9. Correlation of muscle biochemical findings with the pathology findings is important. Elevated citrate synthase as a marker of mitochondrial proliferation or depletion should be correlated with the pathology report to determine if evidence of mitochondrial proliferation was present on microscopy or ultrastructural examination. Additional laboratory testing can confirm or refute such interpretations.
10. Not understanding laboratory control values and how the control values were obtained can lead to misdiagnosis. The methodology of the control range should be made available upon request and updated with reasonable frequency.

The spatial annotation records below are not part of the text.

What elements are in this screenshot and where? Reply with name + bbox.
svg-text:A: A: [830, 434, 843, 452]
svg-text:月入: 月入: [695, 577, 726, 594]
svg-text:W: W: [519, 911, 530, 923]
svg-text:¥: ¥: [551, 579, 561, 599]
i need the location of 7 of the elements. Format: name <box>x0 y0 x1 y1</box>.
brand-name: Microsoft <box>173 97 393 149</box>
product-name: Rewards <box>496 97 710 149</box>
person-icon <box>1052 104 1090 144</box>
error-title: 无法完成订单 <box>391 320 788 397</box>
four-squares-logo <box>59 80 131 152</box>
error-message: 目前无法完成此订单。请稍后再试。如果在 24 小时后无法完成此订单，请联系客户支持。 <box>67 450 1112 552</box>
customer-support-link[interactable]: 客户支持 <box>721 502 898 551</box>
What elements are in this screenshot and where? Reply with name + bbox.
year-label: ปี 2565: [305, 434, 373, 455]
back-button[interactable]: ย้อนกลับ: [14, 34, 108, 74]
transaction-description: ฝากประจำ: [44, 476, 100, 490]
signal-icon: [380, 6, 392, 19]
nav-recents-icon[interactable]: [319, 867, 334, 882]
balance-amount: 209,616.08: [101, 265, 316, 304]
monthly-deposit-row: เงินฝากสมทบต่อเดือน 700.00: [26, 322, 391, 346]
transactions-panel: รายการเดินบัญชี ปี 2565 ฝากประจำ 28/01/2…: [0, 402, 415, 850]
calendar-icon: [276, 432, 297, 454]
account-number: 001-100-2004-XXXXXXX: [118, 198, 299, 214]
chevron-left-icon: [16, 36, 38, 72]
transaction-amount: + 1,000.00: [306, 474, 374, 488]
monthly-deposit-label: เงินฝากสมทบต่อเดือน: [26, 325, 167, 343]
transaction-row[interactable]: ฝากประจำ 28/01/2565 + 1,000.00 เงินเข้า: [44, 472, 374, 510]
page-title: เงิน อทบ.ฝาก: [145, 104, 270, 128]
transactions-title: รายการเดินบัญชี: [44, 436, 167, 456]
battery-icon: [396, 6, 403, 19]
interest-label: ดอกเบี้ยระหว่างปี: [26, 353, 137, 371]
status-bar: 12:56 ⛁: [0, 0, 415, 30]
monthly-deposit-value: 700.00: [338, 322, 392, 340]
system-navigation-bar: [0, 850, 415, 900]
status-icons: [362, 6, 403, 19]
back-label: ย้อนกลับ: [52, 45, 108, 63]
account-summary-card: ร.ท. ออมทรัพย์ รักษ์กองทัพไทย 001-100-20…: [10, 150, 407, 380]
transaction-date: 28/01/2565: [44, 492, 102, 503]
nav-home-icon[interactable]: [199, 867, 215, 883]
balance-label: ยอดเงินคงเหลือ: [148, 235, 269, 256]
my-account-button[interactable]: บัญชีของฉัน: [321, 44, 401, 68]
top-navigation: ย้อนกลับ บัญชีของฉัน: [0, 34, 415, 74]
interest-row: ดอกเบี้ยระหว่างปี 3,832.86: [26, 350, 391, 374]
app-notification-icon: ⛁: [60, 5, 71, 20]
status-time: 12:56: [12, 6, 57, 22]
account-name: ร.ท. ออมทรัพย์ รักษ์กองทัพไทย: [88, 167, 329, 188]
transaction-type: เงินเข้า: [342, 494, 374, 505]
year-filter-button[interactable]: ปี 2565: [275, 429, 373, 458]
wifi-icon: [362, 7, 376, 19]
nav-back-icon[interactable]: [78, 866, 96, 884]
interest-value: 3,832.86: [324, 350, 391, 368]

11. The final decision regarding the clinical diagnosis is ultimately the responsibility of the clinician ordering the test and not the laboratory director signing the laboratory report. If there are questions the clinician should discuss the findings with the laboratory director.

Conclusions

Even as genetic discoveries in the last two decades have allowed the field of mitochondrial medicine to mature, and allow for improved understanding of many disorders, there remain many challenges in correctly identifying the patients with possible mitochondrial disorders that require an evaluation and then determining the scope of that evaluation. It is important to understand the basic clinical features of the primary mitochondrial diseases and the well-described mitochondrial phenotypes. If the patient has a well-described phenotype, the evaluation can generally be pursued by performing genetic testing with or without additional biochemical testing. If the patient does not have features of the primary mitochondrial phenotype, careful consideration for medical illnesses that mimic mitochondrial disorders is important. This generally requires a re-evaluation of historical elements of the illness and a review of the laboratory data, along with a physical examination. This rigid process will often lead the clinician towards the correct diagnostic approach. Screening mitochondrial labs may be helpful in all patients that are suspected of having a mitochondrial illness, but who do not meet the rigid primary phenotype criteria, and, if positive, drive additional evaluation. It is important to recognize that patients not meeting a level of diagnostic suspicion do not require extensive testing. Because noninformative results cannot “rule-out” mitochondrial disease, negative results resulting in additional testing can be wasteful and detract from the proper medical evaluation and treatment. Regardless, the challenge of determining which patient warrants an invasive evaluation remains a challenge.